Für Japaner ist die Pflege eines Gartens ein spiritueller Wert und das Geheimnis ewiger Jugend. Bevor Japaner mit der Gartengestaltung beginnen, erfühlen sie den Genius des Ortes. Das ist ein wertvoller Gedanke, fordert er doch wohltuende Demut vom Gärtner, der mit Spaten und Heckenschere ohnehin bewaffnet daherkommt.

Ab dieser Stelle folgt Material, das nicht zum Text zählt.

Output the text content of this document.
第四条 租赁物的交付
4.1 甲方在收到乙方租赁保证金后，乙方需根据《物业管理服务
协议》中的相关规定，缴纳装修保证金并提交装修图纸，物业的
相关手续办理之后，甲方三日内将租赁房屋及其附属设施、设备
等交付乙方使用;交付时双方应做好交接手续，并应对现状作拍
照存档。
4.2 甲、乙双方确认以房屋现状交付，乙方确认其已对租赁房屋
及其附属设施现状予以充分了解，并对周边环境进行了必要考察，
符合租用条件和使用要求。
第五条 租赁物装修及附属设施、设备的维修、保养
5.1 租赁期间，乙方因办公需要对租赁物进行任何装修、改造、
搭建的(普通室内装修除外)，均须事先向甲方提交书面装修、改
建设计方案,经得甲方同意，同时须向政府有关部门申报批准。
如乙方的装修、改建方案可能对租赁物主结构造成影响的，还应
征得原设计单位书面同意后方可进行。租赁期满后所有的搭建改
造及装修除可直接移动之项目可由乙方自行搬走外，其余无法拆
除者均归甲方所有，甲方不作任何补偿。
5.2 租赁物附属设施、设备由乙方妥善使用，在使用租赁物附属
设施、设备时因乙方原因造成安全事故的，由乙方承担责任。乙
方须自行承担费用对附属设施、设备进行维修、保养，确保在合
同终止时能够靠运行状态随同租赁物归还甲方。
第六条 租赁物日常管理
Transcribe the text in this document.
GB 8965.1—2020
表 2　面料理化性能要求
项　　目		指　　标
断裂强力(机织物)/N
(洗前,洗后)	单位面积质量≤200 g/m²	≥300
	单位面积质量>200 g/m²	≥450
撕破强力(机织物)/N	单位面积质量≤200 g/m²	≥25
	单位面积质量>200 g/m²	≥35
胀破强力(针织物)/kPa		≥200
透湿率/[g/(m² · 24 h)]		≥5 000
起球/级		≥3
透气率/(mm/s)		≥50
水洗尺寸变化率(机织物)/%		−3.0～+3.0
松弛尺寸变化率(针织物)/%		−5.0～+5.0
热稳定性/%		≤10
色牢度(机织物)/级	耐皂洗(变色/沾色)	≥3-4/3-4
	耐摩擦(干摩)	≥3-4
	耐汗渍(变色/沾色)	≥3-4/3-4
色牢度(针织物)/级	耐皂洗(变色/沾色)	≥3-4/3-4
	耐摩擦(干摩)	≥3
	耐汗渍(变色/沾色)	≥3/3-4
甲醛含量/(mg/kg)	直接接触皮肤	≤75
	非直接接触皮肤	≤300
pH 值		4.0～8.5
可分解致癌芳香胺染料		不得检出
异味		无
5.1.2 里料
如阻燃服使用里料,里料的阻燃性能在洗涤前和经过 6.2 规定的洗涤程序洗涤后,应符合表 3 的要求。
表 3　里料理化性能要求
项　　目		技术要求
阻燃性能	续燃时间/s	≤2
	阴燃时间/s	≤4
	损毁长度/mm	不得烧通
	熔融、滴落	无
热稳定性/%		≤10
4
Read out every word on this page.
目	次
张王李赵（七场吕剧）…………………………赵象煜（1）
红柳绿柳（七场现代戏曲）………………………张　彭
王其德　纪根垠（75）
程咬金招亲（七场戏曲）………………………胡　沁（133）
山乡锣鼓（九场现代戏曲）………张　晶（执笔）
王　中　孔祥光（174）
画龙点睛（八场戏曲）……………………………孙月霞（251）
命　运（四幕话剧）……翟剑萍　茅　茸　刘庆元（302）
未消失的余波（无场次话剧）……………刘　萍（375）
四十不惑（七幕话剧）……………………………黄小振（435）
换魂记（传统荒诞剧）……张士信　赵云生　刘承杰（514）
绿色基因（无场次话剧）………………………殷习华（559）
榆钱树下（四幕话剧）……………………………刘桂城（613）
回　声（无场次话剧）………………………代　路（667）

Den Geist zu locken, der japanische Gärten beseelt, ist ein spannendes Unterfangen. Dazu gilt es, einige Elemente japanischer Gärten, deren Formensprache uns beschränkt scheinen muss, zu integrieren:
Felsformationen – aus drei Steinen – werden in harmonischen Arrangements zwischen geharkte Flächen aus Gesteinsbruch gelegt, so dass sie in ein Gespräch vertieft scheinen.
Dazu gesellt sich wenigstens eine Pinie als Königin der Bäume.
Pinien wird in Japan nachgesagt, sie zögen die Götter hinab zur Erde. Für kleine Gärten eignet sich am besten die Zwergpinie (Pinus densiflora). Aber auch die Schwarze Pinie (Pinus thunbergii) gehört in den japanischen Garten. Außerdem der Acer palmatum und der schwarze Bambus (Phylostachys nigra), der fünf Meter hoch wird, und aus dem sich allerlei Meublement konstruieren lässt und auch Gartenzäune.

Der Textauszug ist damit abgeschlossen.